Notwithstanding the commitments laid out in the manifestos, the track record of the State governments run by the mainstream parties in terms of public health care and development of public health infrastructure is far from exemplary. Some estimates say that Bihar has made use of the NRHM to revive the defunct health care system. Obviously, all these fall far short of expectations.

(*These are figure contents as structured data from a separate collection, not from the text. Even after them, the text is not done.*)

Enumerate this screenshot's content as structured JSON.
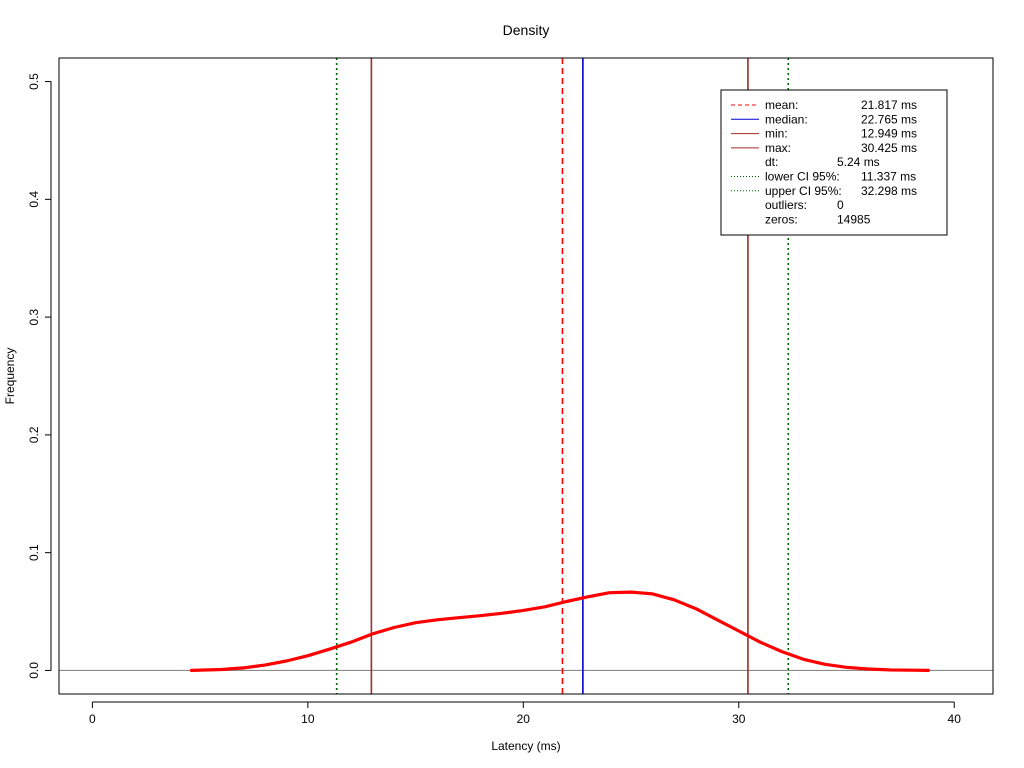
{
  "chart_data": {
    "type": "line",
    "title": "Density",
    "xlabel": "Latency (ms)",
    "ylabel": "Frequency",
    "xlim": [
      -1.55,
      41.8
    ],
    "ylim": [
      -0.02,
      0.52
    ],
    "xticks": [
      0,
      10,
      20,
      30,
      40
    ],
    "yticks": [
      0.0,
      0.1,
      0.2,
      0.3,
      0.4,
      0.5
    ],
    "xtick_labels": [
      "0",
      "10",
      "20",
      "30",
      "40"
    ],
    "ytick_labels": [
      "0.0",
      "0.1",
      "0.2",
      "0.3",
      "0.4",
      "0.5"
    ],
    "grid": false,
    "baseline": 0,
    "series": [
      {
        "color": "#ff0000",
        "x": [
          4.6,
          6,
          7,
          8,
          9,
          10,
          11,
          12,
          13,
          14,
          15,
          16,
          17,
          18,
          19,
          20,
          21,
          22,
          23,
          24,
          25,
          26,
          27,
          28,
          29,
          30,
          31,
          32,
          33,
          34,
          35,
          36,
          37,
          38,
          38.8
        ],
        "y": [
          0.0,
          0.0008,
          0.0022,
          0.0045,
          0.008,
          0.0125,
          0.018,
          0.024,
          0.031,
          0.0365,
          0.0405,
          0.043,
          0.0448,
          0.0465,
          0.0485,
          0.051,
          0.054,
          0.0585,
          0.0625,
          0.066,
          0.0665,
          0.065,
          0.06,
          0.0525,
          0.043,
          0.0335,
          0.024,
          0.016,
          0.0095,
          0.0052,
          0.0027,
          0.0012,
          0.0005,
          0.0002,
          0.0
        ]
      }
    ],
    "vlines": [
      {
        "key": "mean",
        "x": 21.817,
        "color": "#ff0000",
        "dash": "dashed"
      },
      {
        "key": "median",
        "x": 22.765,
        "color": "#0000cd",
        "dash": "solid"
      },
      {
        "key": "min",
        "x": 12.949,
        "color": "#a52a2a",
        "dash": "solid"
      },
      {
        "key": "max",
        "x": 30.425,
        "color": "#a52a2a",
        "dash": "solid"
      },
      {
        "key": "lower_ci",
        "x": 11.337,
        "color": "#006400",
        "dash": "dotted"
      },
      {
        "key": "upper_ci",
        "x": 32.298,
        "color": "#006400",
        "dash": "dotted"
      }
    ],
    "legend": {
      "placement": "top-right",
      "entries": [
        {
          "label": "mean:",
          "value": "21.817 ms",
          "color": "#ff0000",
          "dash": "dashed"
        },
        {
          "label": "median:",
          "value": "22.765 ms",
          "color": "#0000cd",
          "dash": "solid"
        },
        {
          "label": "min:",
          "value": "12.949 ms",
          "color": "#a52a2a",
          "dash": "solid"
        },
        {
          "label": "max:",
          "value": "30.425 ms",
          "color": "#a52a2a",
          "dash": "solid"
        },
        {
          "label": "dt:",
          "value": "5.24 ms",
          "color": "",
          "dash": "none"
        },
        {
          "label": "lower CI 95%:",
          "value": "11.337 ms",
          "color": "#006400",
          "dash": "dotted"
        },
        {
          "label": "upper CI 95%:",
          "value": "32.298 ms",
          "color": "#006400",
          "dash": "dotted"
        },
        {
          "label": "outliers:",
          "value": "0",
          "color": "",
          "dash": "none"
        },
        {
          "label": "zeros:",
          "value": "14985",
          "color": "",
          "dash": "none"
        }
      ]
    }
  }
}
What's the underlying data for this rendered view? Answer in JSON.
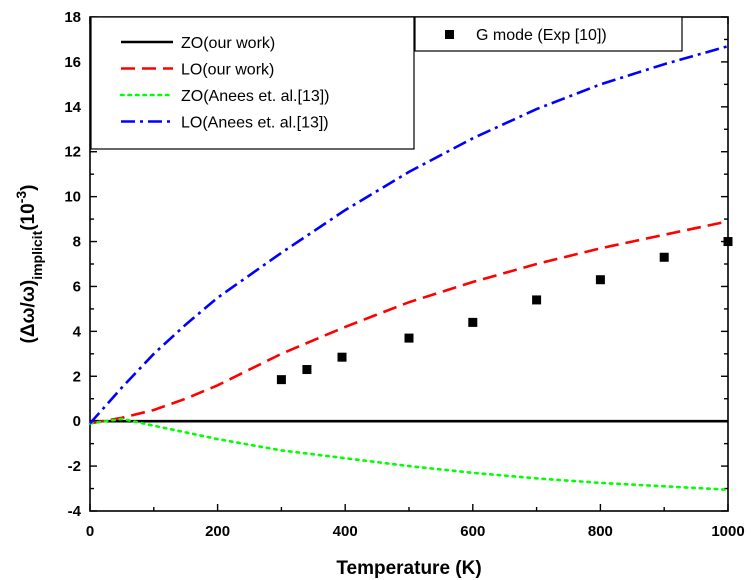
{
  "chart_data": {
    "type": "line",
    "title": "",
    "xlabel": "Temperature (K)",
    "ylabel": {
      "main": "(Δω/ω)",
      "subscript": "implicit",
      "unit_base": "(10",
      "unit_exp": "-3",
      "unit_close": ")"
    },
    "xlim": [
      0,
      1000
    ],
    "ylim": [
      -4,
      18
    ],
    "xticks": [
      0,
      200,
      400,
      600,
      800,
      1000
    ],
    "yticks": [
      -4,
      -2,
      0,
      2,
      4,
      6,
      8,
      10,
      12,
      14,
      16,
      18
    ],
    "grid": false,
    "series": [
      {
        "name": "ZO(our work)",
        "style": "solid",
        "color": "#000000",
        "x": [
          0,
          100,
          200,
          300,
          400,
          500,
          600,
          700,
          800,
          900,
          1000
        ],
        "y": [
          0,
          0,
          0,
          0,
          0,
          0,
          0,
          0,
          0,
          0,
          0
        ]
      },
      {
        "name": "LO(our work)",
        "style": "dashed",
        "color": "#ff0000",
        "x": [
          0,
          50,
          100,
          150,
          200,
          300,
          400,
          500,
          600,
          700,
          800,
          900,
          1000
        ],
        "y": [
          -0.1,
          0.15,
          0.5,
          1.0,
          1.6,
          3.0,
          4.2,
          5.3,
          6.2,
          7.0,
          7.7,
          8.3,
          8.9
        ]
      },
      {
        "name": "ZO(Anees et. al.[13])",
        "style": "dotted",
        "color": "#00ff00",
        "x": [
          0,
          50,
          100,
          200,
          300,
          400,
          500,
          600,
          700,
          800,
          900,
          1000
        ],
        "y": [
          -0.1,
          0.1,
          -0.2,
          -0.8,
          -1.3,
          -1.65,
          -2.0,
          -2.3,
          -2.55,
          -2.75,
          -2.9,
          -3.05
        ]
      },
      {
        "name": "LO(Anees et. al.[13])",
        "style": "dashdot",
        "color": "#0000ff",
        "x": [
          0,
          50,
          100,
          150,
          200,
          300,
          400,
          500,
          600,
          700,
          800,
          900,
          1000
        ],
        "y": [
          -0.1,
          1.5,
          3.0,
          4.3,
          5.5,
          7.5,
          9.4,
          11.1,
          12.6,
          13.9,
          15.0,
          15.9,
          16.7
        ]
      }
    ],
    "scatter": {
      "name": "G mode (Exp [10])",
      "color": "#000000",
      "marker": "square",
      "x": [
        300,
        340,
        395,
        500,
        600,
        700,
        800,
        900,
        1000
      ],
      "y": [
        1.85,
        2.3,
        2.85,
        3.7,
        4.4,
        5.4,
        6.3,
        7.3,
        8.0
      ]
    },
    "legends": [
      {
        "placement": "top-left",
        "entries": [
          "ZO(our work)",
          "LO(our work)",
          "ZO(Anees et. al.[13])",
          "LO(Anees et. al.[13])"
        ]
      },
      {
        "placement": "top-right",
        "entries": [
          "G mode (Exp [10])"
        ]
      }
    ]
  }
}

Dr Amit Sengupta of the Jan Swasthya Abhiyan says what is required is a thorough reorientation of priorities in the current health policies and their implementation with the premise of providing quality health care for all and access to basic determinants of health as a basic right. To do that, he stresses, health should be given priority as a national political issue. But given the track record of Indian political parties over the past six decades, such a transformation in priorities may be too much to expect.